A major support platform recently introduced outcome-based pricing for its AI agents. The billable unit: an automated resolution. A conversation handled entirely by AI, no escalation, ticket not reopened within 72 hours. Clean metric — and one where a frustrated customer who gives up and calls the main line registers the same as a satisfied one.
That's a specification decision. And the buyer didn't make it.
Most organizations deploying agents haven't defined what a successful outcome looks like in operational terms. The kind of terms you'd need to evaluate whether an agent's output was actually good enough. Barely half of organizations run formal evaluations on their agents. That looks like a tooling gap until you notice the deeper problem: if you haven't said what "correct" means, you can't tell whether you've achieved it, and you can't build an eval to check.
Vacuums get filled. Usually by whatever's closest.
At the protocol layer, MCP now has 97 million monthly SDK downloads and sits under the Linux Foundation. Its tool annotation system encodes defaults about what constitutes a risky interaction: destructive, non-idempotent, open-world. These are optional hints, and no client enforces them consistently. The Enterprise Working Group that would define audit trails, auth flows, and access governance? The roadmap says it's expected "to form." Future tense. The protocol most teams encounter today carries no opinion about who should access what, under what conditions, with what trail. That absence is itself a kind of specification.
Why do organizations leave this work undone? Some of it is genuinely hard in a way that compounds on itself. Defining "correct" for an agent doing complex work requires the same domain expertise the agent is supposed to augment. The person who could write the spec is often the person whose judgment the agent is meant to scale. That circularity doesn't resolve with better tooling. Some of it is organizational: writing the spec forces implicit disagreements about quality and accountability into the open. Easier to pilot indefinitely than to commit to a definition someone owns.
Infrastructure fills the gap regardless. Pricing models define what counts as a completed task. Protocol defaults define what counts as a safe tool interaction. Eval frameworks define what counts as quality. One way to read this: it's a reasonable division of labor. Organizations that will never write their own specification may genuinely be better served by thoughtful defaults than by no specification at all. AWS made S3 Block Public Access optional in 2018, then a console default, then universal in 2023. Millions of security postures shaped by a migration path. For most of those organizations, the default was better than what they would have chosen on their own.
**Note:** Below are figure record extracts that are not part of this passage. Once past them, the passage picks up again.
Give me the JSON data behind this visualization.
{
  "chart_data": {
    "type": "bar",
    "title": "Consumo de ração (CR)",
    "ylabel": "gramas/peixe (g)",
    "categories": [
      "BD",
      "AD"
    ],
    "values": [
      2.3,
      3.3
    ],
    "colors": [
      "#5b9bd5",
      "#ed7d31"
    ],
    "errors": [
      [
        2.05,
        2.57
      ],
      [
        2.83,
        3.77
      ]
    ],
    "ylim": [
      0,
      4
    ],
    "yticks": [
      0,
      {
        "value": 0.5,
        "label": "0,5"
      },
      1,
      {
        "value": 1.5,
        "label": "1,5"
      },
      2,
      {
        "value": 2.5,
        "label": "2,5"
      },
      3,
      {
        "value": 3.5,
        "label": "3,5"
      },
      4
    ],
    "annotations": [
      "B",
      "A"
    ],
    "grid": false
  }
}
But storage defaults governed data access. Agent infrastructure defaults are starting to govern what counts as a completed task, a trustworthy tool, a quality interaction. The surface area is wider, and the judgments are less obviously technical. Organizations with systematic evaluation frameworks see roughly six times higher production success rates. The common thread seems to be that someone sat down and defined what "good" meant before infrastructure defined it for them.
Defaults that nobody recognizes as specification decisions are the hardest ones to revisit. An organization optimizing against a vendor's definition of "resolved" might never realize the choice was already made.
Things to follow up on...
- MCP's annotation trust problem: The protocol's co-creator asked during review what value hints provide when they can't be trusted, and that question still shapes every annotation proposal today.
- The 15% readiness finding: Fivetran's 2026 Agentic AI Readiness Index found that only 15% of organizations are fully prepared for production agentic AI, even as nearly 60% report investing millions.
- Reliability lagging capability gains: A February 2026 paper found that despite steady accuracy improvements across 12 frontier models, reliability barely budged over 18 months, suggesting that specification and evaluation gaps compound at the operational layer.
- Seat-based pricing in retreat: A recent industry study found seat-based SaaS pricing fell from 21% to 15% of companies in twelve months while hybrid models surged to 41%, suggesting outcome definitions embedded in pricing are becoming the norm rather than the exception.